На первом уроке все сидели тихо, даже в меру сосредоточенно. Но уже на втором поплыли по классу записки, нестройный шумок разговоров, нервируя учителя, заставляя его повышать голос. Альберту это не понравилось, и он грубовато осадил соседа. Лоснящийся парень в джинсовой обнове удивленно вскинул лохматые брови.
— Тоже мне, школяр.
Альберт усмехнулся и молча уткнулся в тетрадь. Джинсовый сосед нет-нет, да и бросал в его сторону сверкающие молнии.
На перемене во дворе школы Альберт неожиданно увидел Анку-пулеметчицу. Модно одетая, в шикарных кроссовках и расфуфыренная, она была с тонкой, изящной подружкой и, видимо, дожидалась его.
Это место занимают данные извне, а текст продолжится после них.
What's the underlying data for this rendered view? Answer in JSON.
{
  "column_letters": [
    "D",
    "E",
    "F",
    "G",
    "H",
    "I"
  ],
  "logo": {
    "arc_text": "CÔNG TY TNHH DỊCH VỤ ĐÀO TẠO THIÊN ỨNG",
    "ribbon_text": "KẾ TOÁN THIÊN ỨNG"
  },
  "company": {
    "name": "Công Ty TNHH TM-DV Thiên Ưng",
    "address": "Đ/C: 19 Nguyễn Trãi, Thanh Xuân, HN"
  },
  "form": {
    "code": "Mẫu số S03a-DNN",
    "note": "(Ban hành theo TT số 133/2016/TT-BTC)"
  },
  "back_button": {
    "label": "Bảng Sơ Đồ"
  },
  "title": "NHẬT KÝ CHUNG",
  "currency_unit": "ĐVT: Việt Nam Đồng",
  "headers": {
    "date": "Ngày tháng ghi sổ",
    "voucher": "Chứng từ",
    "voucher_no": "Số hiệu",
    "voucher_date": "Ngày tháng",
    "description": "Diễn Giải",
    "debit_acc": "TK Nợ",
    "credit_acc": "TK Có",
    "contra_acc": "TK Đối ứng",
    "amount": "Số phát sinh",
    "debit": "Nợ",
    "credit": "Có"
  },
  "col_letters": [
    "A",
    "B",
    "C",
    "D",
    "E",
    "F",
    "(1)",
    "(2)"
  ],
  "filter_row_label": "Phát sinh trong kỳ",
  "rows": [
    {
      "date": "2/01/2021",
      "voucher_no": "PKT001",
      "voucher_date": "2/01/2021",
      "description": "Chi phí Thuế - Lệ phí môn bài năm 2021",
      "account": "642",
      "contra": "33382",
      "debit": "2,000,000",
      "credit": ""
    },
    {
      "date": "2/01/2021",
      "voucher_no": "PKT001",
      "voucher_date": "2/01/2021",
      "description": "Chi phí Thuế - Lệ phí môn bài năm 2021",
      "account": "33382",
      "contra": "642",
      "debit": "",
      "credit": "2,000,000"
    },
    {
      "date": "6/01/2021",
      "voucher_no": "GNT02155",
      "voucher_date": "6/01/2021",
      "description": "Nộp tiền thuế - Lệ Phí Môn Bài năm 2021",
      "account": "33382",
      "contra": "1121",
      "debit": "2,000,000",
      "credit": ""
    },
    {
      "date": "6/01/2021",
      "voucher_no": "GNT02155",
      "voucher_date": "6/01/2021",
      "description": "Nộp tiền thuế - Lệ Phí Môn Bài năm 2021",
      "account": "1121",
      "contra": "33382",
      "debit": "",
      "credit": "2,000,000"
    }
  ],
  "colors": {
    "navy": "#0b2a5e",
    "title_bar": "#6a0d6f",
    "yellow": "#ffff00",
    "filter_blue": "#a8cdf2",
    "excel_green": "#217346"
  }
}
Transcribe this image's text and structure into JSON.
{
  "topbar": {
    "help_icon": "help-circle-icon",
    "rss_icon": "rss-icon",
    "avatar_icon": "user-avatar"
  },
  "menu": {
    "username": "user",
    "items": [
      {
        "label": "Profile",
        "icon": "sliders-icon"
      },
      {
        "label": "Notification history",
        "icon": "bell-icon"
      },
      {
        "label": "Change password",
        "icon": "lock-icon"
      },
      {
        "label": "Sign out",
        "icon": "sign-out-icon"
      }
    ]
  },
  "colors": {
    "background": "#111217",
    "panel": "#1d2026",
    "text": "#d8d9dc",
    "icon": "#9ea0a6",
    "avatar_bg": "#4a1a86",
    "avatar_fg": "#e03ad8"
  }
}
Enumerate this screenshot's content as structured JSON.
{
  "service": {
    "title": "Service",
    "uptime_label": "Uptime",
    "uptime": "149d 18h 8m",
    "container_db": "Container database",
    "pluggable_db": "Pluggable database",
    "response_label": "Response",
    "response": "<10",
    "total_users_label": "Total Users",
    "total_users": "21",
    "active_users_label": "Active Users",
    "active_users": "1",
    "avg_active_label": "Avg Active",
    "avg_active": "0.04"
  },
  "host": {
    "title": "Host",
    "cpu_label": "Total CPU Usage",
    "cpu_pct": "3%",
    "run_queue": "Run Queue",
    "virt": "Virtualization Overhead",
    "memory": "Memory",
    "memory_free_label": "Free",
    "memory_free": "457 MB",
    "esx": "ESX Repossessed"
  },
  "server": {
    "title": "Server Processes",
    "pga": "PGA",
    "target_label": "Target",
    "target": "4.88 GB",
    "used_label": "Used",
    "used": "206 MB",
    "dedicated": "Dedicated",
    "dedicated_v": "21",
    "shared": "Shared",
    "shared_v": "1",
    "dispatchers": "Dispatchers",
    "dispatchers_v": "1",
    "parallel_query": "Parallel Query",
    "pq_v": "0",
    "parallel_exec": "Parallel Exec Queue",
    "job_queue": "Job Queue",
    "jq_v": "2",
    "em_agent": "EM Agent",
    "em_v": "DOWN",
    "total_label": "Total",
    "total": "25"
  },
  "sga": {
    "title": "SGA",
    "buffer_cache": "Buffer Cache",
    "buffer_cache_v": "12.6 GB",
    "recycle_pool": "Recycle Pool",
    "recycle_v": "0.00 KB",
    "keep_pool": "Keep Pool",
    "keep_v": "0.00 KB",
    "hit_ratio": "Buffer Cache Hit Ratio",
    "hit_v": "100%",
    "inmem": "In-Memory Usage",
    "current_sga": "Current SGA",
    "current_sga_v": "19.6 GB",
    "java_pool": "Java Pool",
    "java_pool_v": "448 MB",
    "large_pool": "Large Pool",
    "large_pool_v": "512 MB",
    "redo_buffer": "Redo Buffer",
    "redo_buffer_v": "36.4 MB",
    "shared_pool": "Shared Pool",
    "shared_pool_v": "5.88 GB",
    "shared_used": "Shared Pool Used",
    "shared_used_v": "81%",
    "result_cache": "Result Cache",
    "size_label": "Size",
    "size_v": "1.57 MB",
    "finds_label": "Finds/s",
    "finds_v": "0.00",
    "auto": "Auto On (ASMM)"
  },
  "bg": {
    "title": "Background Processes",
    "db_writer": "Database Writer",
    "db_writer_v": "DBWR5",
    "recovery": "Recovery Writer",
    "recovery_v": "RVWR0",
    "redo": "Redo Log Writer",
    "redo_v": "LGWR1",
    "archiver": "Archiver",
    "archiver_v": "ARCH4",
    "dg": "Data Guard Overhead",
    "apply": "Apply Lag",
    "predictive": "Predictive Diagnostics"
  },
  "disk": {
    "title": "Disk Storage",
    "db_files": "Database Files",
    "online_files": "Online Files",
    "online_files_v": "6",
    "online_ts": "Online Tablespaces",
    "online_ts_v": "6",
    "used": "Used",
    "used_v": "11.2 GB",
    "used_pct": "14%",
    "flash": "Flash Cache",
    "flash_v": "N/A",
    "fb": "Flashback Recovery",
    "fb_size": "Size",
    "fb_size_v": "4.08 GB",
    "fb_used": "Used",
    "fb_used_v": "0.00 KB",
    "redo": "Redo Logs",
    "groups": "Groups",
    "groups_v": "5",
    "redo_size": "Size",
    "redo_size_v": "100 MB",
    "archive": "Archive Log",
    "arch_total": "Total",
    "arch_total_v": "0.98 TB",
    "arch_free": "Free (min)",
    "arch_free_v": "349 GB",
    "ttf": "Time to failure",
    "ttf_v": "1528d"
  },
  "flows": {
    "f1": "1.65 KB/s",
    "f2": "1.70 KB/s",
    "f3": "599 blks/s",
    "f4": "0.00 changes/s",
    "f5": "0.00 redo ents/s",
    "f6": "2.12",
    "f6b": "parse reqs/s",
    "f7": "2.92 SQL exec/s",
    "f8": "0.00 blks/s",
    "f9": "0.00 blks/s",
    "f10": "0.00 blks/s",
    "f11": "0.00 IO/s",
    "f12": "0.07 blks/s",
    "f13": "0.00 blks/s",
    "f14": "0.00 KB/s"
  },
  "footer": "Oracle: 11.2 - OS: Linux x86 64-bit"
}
Альберт пошел им навстречу. Анка, увидев, расцвела ясной, жаждущей улыбкой. Он дерзко схватил ее за ухо.
— Ага, попалась…
Она кротко засмеялась.
— Отстань, глупыш. Пошли гулять?
— Видишь, я теперь ударился в школьную науку. Меня уже один обозвал школяром.
— Ах, как надоела эта школа! Пошли гулять?
— С тобой или с этой девочкой? — засмеялся играючи Альберт. — Она смазлива. Познакомь.
— Боже, а я разве не познакомила?! Любаша, моя подружка.
— А что я ее раньше не видел?
Анка скривила губы.
— Дурак, она еще целочка.
— Повелась с тобою. Значит, не будет.
Звонок звал на урок, и Альберт нагловато обнял Анку.
— Видишь звонок! Школа!
Лицо Анки капризно вспыхнуло:
— Алик, на что тебе сдалась эта тугомунь! — гнусаво напирала Анка. — Пошли, пока хочется. А то ведь пожалеешь! — И она кокетливо скосила глаза на девочку.
— Так кто же там вместо меня, Хорек или Зыбуля? — наморщил лоб Альберт. — Нет, ты этого не позволишь… Потом, мадам, за развращение малолеток… по последнему закону наказывают даже несовершеннолетних содержательниц притонов.
— Дурак, а не лечишься.
— Короче. Если любишь — жди, если хочешь — жди меня. И я вернусь.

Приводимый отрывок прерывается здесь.